Ottawa aura le beau rôle

J.-Jacques Samson
Le Soleil Le vendredi 17 mai 2002



Éditorial - Deux milliards $ sont si vite dépensés ! Le plénipotentiaire vice-premier ministre du Canada, John Manley, entre autres choses responsable du dernier programme d'infrastructures, préconise donc une orientation tout à fait différente par rapport au premier plan tripartite Ottawa-provinces-municipalités. Plutôt que de saupoudrer quelques millions $ dans chaque patelin du pays, Ottawa veut retenir seulement cette fois entre 12 à 15 méga-chantiers. Il faut aussi comprendre des explications du ministre Manley au SOLEIL que le gouvernement central entend être l'autorité suprême dans le choix des grands travaux qui seront lancés.

L'approche de se concentrer sur des projets si coûteux qu'ils ne pourraient se concrétiser à court terme sans budgets spéciaux se défend. Le premier programme d'infrastructures a permis une mise à niveau d'une foule d'équipements ou de routes d'un grand nombre de petites municipalités. Par contre, au Québec par exemple, la rénovation du désuet réseau de distribution d'eau à Montréal, l'ajout d'autoroutes indispensables pour la sécurité des automobilistes, comme la 30, la 185 dans l'Est ou l'autoroute de la Réserve faunique des Laurentides, pèserait très lourd dans les budgets des seuls ministères québécois concernés. Des retards additionnels dans leur réalisation seraient inévitables.

Le gouvernement Landry n'est d'ailleurs pas surpris outre mesure par la tournure du programme. Le ministère des Transports à lui seul a soumis une liste de sept grands travaux routiers (30, 35, 185, 175, 50, 15 et 173) mais sans se commettre sur un ordre de priorité formel, peut-être par frilosité politique. L'arbitrage n'est même pas encore fait au conseil des ministres à Québec sur la priorité à accorder aux projets des Transports par rapport à ceux pilotés par d'autres ministères. En somme, le champ est laissé libre au gouvernement central.

Le virage pris par Ottawa sera toutefois très frustrant pour les municipalités qui n'avaient pas été prévenues correctement du cadre du présent programme. Des énergies ont été dépensées et des attentes créées inutilement.

Le processus décisionnel s'annonce par ailleurs très discrétionnaire. Le gouvernement de Jean Chrétien fait une obsession de sa « visibilité » et profite de ses abondants surplus pour abuser de sa position de force. Non seulement tient-il à être l'acteur vedette du programme mais la hauteur du niveau de financement des projets pourrait varier, selon la capacité de participation financière propre à chaque province.

Une dépense de 75 millions $ n'a pas le même impact sur le budget de l'Ontario ou du Québec que sur celui de l'Île-du-Prince-Édouard, plaide M. Manley.

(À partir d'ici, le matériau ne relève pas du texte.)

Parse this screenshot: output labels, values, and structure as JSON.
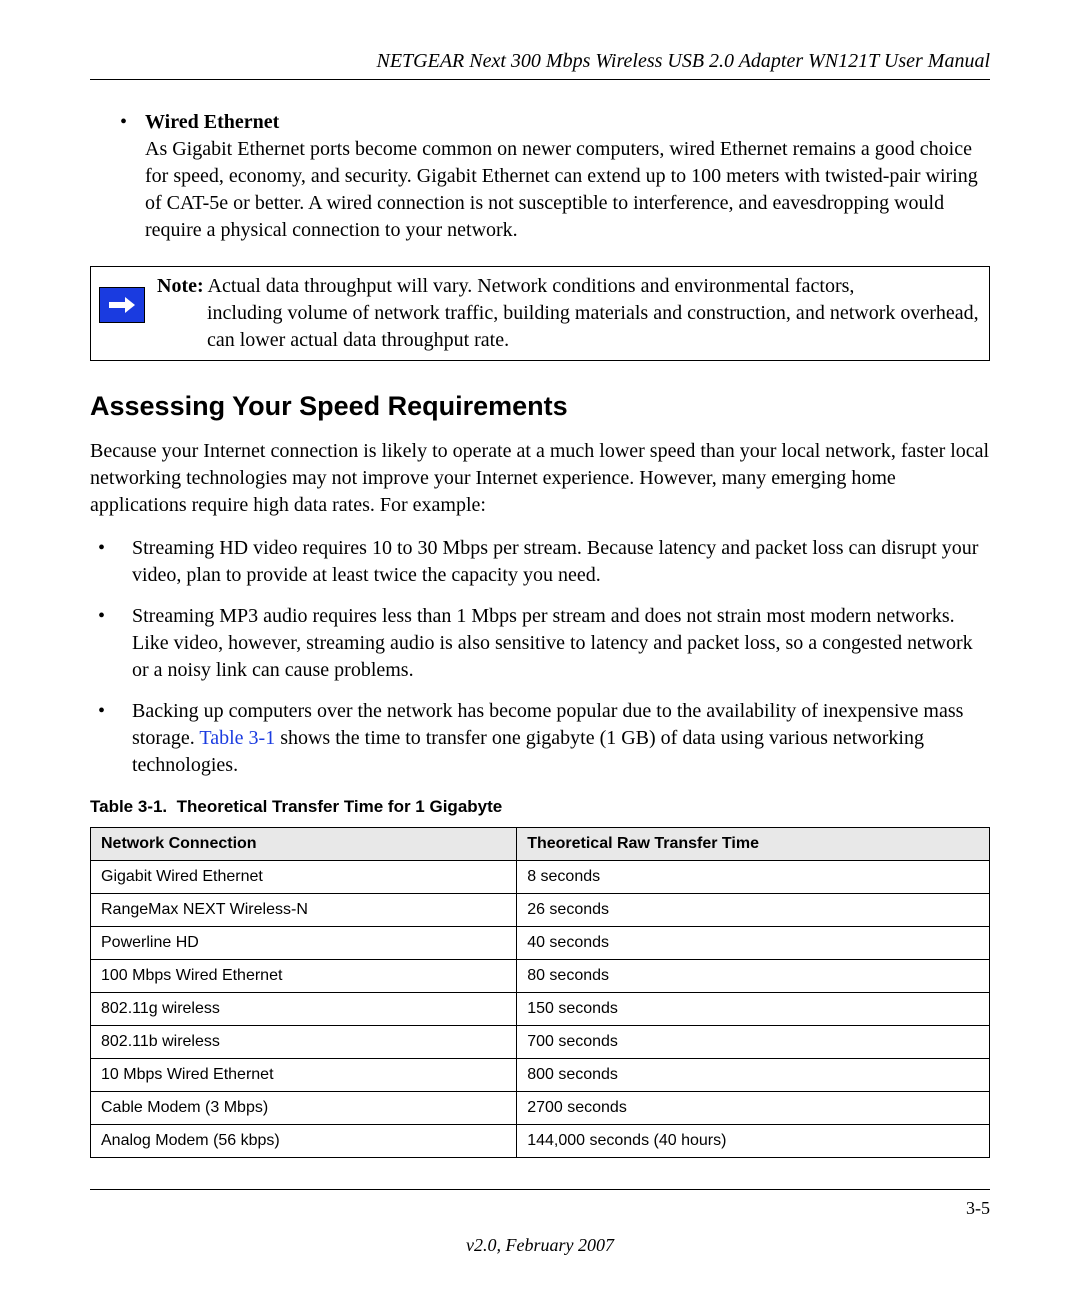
{
  "header": {
    "title": "NETGEAR Next 300 Mbps Wireless USB 2.0 Adapter WN121T User Manual"
  },
  "wired": {
    "heading": "Wired Ethernet",
    "body": "As Gigabit Ethernet ports become common on newer computers, wired Ethernet remains a good choice for speed, economy, and security. Gigabit Ethernet can extend up to 100 meters with twisted-pair wiring of CAT-5e or better. A wired connection is not susceptible to interference, and eavesdropping would require a physical connection to your network."
  },
  "note": {
    "label": "Note:",
    "line1": " Actual data throughput will vary. Network conditions and environmental factors,",
    "line2": "including volume of network traffic, building materials and construction, and network overhead, can lower actual data throughput rate."
  },
  "section": {
    "heading": "Assessing Your Speed Requirements",
    "intro": "Because your Internet connection is likely to operate at a much lower speed than your local network, faster local networking technologies may not improve your Internet experience. However, many emerging home applications require high data rates. For example:"
  },
  "bullets": [
    "Streaming HD video requires 10 to 30 Mbps per stream. Because latency and packet loss can disrupt your video, plan to provide at least twice the capacity you need.",
    "Streaming MP3 audio requires less than 1 Mbps per stream and does not strain most modern networks. Like video, however, streaming audio is also sensitive to latency and packet loss, so a congested network or a noisy link can cause problems."
  ],
  "bullet3": {
    "pre": "Backing up computers over the network has become popular due to the availability of inexpensive mass storage. ",
    "ref": "Table 3-1",
    "post": " shows the time to transfer one gigabyte (1 GB) of data using various networking technologies."
  },
  "table": {
    "caption": "Table 3-1.  Theoretical Transfer Time for 1 Gigabyte",
    "columns": [
      "Network Connection",
      "Theoretical Raw Transfer Time"
    ],
    "rows": [
      [
        "Gigabit Wired Ethernet",
        "8 seconds"
      ],
      [
        "RangeMax NEXT Wireless-N",
        "26 seconds"
      ],
      [
        "Powerline HD",
        "40 seconds"
      ],
      [
        "100 Mbps Wired Ethernet",
        "80 seconds"
      ],
      [
        "802.11g wireless",
        "150 seconds"
      ],
      [
        "802.11b wireless",
        "700 seconds"
      ],
      [
        "10 Mbps Wired Ethernet",
        "800 seconds"
      ],
      [
        "Cable Modem (3 Mbps)",
        "2700 seconds"
      ],
      [
        "Analog Modem (56 kbps)",
        "144,000 seconds (40 hours)"
      ]
    ]
  },
  "footer": {
    "page": "3-5",
    "version": "v2.0, February 2007"
  },
  "colors": {
    "link": "#1a3be0",
    "note_icon_bg": "#1a3be0",
    "table_header_bg": "#e8e8e8"
  }
}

Certes, mais les citoyens des deux premières provinces paient aussi plus à Ottawa et les systèmes de péréquation et de transferts directs existent déjà pour pallier au déséquilibre dans la richesse des régions.

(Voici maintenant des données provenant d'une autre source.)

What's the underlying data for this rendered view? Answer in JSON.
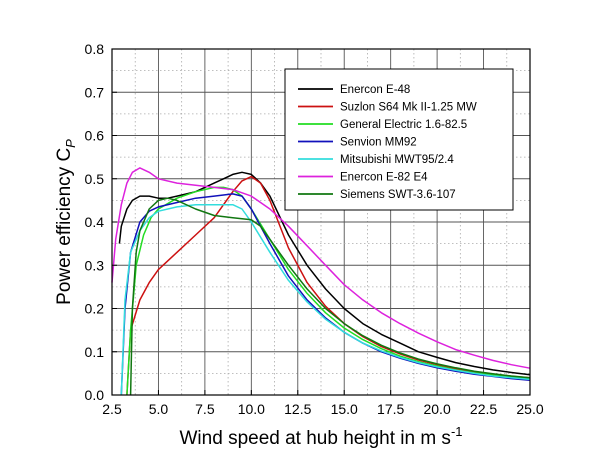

Le gouvernement fédéral se réserve à nouveau le rôle de bon père de famille qui prépare le partage de l'héritage en fonction des talents relatifs de ses enfants. Le Canada est une association d'affaires et non une famille au sens traditionnel du terme.

Enfin, les décisions se prendront autour de la table du Conseil des ministres à Ottawa en juin dans le cadre d'une course bien ouverte à la direction du Parti libéral du Canada qui teinte toutes les prises de position. Des paramètres flous pour le lancement du programme d'infrastructures laisseront place à la fois à tous les lobbies politiques et à des tractations pour mousser la popularité d'un aspirant ou l'autre.